With Steve White behind the drum kit and Damon Minchella on Fender jazz bass, it's a rhythm section unsurpassed which alternates between r'n'b, funk, rock and jazz in a furious live set, playing the type of grooves that no doubt the legendary fusion masters Larry and Fonce Mizell would have loved to have produced. It's a quality of musicianship from a bygone era, right here and right now.
Between them, White (above, centre) and Minchella (left) have under their belts decades of professional studio playing and touring with the likes of Paul Weller, The Who, Ocean Colour Scene, Paul McCartney, Jimmy Page, Amy Winehouse and Oasis, their muscular sound gilded by the fluid Hammond organ motifs of Justin Shearn (right).
This is the latest gig in a short tour of northern Italy which has seen the band play to ardent crowds in Florence and Verona, an ardour explicable by dint of this band comprising the best engine room in the business. Tonight they have brought the British rock statement and blended it with a continental jazz aesthetic. Tricky to pigeonhole, yes, but refreshing to hear.
When, earlier this year, the trio was asked to play for the 10th anniversary of Italian label Record Kicks, the ensuing tour drew fans from around a country which regularly hosts rock, pop and jazz festivals; historically, therefore, the Italian ear is an educated one.
And tonight on the final Saturday of November, unsurprisingly, Biko is packed. The band is abroad, the sound freer, less restricted.

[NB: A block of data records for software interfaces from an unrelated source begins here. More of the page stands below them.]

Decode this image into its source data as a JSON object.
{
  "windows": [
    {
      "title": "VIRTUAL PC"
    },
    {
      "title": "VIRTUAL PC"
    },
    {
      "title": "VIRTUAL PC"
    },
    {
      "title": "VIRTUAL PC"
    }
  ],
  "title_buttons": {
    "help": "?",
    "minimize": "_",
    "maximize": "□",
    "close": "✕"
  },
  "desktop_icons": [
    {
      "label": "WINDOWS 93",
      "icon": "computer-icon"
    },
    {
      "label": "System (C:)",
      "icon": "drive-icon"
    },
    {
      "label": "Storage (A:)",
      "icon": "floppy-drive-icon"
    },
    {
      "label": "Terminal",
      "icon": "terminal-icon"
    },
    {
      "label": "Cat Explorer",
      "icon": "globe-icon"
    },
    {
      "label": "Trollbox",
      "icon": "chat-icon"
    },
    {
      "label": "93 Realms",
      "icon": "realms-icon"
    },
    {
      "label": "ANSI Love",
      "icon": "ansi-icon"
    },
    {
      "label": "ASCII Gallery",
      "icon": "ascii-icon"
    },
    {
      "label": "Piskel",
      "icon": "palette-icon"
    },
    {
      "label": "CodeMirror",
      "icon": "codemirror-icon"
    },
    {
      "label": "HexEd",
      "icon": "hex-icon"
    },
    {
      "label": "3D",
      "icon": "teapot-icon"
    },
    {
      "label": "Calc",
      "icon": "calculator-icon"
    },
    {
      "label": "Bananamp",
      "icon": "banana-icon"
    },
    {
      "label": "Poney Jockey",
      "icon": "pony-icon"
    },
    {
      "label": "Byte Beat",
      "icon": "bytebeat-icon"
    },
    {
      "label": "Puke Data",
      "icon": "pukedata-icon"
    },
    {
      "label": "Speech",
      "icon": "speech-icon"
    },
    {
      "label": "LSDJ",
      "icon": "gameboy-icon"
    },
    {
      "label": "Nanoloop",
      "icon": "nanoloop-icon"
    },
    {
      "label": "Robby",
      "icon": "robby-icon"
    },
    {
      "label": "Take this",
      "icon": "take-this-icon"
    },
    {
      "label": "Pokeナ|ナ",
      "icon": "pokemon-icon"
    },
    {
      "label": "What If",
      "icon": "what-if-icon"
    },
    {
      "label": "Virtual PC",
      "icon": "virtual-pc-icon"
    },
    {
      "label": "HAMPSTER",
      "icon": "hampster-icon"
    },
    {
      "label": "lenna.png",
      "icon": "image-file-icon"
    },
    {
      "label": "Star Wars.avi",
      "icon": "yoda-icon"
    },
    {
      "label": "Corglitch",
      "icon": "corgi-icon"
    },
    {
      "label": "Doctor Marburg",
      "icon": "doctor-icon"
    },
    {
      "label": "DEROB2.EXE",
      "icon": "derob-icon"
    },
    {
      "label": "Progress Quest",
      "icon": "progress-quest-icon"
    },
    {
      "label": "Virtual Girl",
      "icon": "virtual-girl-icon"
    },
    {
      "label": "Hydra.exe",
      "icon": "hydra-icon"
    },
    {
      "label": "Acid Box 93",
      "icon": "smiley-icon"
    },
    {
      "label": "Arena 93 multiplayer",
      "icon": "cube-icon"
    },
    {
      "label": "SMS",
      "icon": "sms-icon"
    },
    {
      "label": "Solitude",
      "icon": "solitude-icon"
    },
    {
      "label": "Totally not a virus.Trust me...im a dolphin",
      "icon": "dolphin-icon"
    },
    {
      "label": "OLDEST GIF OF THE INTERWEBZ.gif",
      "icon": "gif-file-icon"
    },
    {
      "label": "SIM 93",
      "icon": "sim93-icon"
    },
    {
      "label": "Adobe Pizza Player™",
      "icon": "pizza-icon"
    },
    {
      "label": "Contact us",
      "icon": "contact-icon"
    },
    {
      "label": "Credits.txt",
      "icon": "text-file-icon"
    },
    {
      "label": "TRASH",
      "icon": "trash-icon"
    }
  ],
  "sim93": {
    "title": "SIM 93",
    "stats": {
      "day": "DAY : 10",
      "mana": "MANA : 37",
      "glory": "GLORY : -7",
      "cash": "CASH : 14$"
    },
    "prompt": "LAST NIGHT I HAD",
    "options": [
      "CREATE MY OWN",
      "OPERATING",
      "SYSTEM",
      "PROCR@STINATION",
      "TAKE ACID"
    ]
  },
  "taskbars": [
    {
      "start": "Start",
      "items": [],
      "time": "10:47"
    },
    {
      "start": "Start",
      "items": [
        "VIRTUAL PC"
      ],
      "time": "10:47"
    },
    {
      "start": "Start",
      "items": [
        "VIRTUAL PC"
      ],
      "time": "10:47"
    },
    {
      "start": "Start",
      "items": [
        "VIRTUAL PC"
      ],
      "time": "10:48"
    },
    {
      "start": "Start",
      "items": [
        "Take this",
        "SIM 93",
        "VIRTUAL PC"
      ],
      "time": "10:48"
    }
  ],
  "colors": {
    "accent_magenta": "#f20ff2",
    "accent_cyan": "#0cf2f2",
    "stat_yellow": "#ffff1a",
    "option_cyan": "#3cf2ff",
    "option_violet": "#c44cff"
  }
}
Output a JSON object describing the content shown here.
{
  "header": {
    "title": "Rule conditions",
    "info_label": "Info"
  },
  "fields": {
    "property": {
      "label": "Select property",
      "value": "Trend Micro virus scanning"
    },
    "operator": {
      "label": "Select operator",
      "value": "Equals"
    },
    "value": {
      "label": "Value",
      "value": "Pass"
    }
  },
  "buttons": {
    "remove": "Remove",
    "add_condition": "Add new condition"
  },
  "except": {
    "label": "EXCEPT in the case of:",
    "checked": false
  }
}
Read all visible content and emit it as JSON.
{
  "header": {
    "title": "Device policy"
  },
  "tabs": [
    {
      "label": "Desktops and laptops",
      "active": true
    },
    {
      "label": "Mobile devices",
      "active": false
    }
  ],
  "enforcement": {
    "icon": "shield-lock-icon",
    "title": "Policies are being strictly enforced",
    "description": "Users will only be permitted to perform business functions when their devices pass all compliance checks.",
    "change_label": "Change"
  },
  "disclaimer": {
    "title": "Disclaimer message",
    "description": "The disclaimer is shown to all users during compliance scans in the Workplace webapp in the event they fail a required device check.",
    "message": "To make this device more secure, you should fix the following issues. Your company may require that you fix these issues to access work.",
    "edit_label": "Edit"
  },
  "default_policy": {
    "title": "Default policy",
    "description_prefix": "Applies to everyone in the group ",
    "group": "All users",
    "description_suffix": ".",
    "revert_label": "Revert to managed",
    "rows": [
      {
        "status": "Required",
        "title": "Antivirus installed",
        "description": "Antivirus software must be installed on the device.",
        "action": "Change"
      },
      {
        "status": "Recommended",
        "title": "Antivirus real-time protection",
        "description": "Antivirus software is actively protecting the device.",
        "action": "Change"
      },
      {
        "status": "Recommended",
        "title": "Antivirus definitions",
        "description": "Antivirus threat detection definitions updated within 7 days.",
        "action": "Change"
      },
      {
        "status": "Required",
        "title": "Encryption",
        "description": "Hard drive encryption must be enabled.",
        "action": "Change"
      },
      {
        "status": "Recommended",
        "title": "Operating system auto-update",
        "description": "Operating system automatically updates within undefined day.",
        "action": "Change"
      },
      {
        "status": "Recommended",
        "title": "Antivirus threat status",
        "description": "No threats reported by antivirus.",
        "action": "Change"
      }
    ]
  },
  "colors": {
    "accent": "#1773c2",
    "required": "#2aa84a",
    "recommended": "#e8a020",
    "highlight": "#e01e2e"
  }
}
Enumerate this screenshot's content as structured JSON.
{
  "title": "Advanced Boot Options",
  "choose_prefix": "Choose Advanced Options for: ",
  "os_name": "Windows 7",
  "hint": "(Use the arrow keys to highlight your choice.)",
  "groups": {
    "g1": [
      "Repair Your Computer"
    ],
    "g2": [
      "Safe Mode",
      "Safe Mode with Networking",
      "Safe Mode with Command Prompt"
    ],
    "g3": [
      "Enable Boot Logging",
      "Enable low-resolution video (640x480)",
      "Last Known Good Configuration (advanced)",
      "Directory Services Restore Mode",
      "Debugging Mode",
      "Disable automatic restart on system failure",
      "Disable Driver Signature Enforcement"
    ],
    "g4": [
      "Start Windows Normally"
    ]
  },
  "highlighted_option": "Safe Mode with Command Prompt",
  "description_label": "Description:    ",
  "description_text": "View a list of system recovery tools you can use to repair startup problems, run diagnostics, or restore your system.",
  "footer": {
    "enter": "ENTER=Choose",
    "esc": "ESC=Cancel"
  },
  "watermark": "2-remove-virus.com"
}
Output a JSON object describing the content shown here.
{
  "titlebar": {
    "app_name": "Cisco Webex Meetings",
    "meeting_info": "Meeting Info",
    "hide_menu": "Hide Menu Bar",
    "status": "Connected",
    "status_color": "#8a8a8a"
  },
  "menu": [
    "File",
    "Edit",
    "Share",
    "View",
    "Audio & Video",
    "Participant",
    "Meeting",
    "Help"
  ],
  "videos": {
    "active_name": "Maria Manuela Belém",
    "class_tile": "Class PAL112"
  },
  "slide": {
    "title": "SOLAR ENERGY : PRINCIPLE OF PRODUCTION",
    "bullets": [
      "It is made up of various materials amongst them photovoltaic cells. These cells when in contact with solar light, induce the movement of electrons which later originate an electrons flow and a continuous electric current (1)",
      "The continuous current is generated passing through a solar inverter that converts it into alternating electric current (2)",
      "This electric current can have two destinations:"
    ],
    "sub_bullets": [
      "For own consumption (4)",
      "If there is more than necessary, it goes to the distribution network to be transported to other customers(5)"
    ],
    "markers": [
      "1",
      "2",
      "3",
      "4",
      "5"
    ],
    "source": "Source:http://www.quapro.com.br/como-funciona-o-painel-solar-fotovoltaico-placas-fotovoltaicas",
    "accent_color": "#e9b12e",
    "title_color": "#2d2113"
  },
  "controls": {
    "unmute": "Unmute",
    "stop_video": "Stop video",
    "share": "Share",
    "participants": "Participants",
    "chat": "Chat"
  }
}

With clarity and impact the watchwords of the evening, Steve White's three-minute drum solo on the little-known Paul Weller instrumental That Spiritual Feeling lent a glimpse of what it must have been like to watch Gene Krupa or Buddy Rich play live, while Damon Minchella improvised effortlessly around carefully nailed-down bass lines.
"Italian gigs are the best," says Damon. "People here absolutely love what we're doing."
The trio has recorded an EP, with the Dutch brass section who played on Paul Weller's Studio 150 album helping embellish things. "We've got an original composition called #Liars&Cheaters, which is dedicated to the music business in general," says Steve. "There's also a tribute to Jon Lord, who recently passed away, with a track called Spanish Blues. It's a 3-track EP which will come out in March 2014 on vinyl and download.
"I love playing in Italy. I think the enthusiasm here is infectious. Italian radio stations play a lot of soul, acid jazz and Sixties music which is quite unusual because you never hear it in the UK. We're already booked to play in Rome in March, and at more festivals for next year, so it's all growing really nicely. I've just got to watch my weight with all the Italian food!"
The Alps have been crossed, the audience conquered by the pristine nature of music played live and with verve. But the lesson learned tonight is that if you want to listen to good music, you have to seek it out in the place where it was born: the clubs. British audiences must therefore return to those intimate venues that exist the length and breadth of the country, instead of remaining afflicted by an apathy they share with record companies too numerous to mention.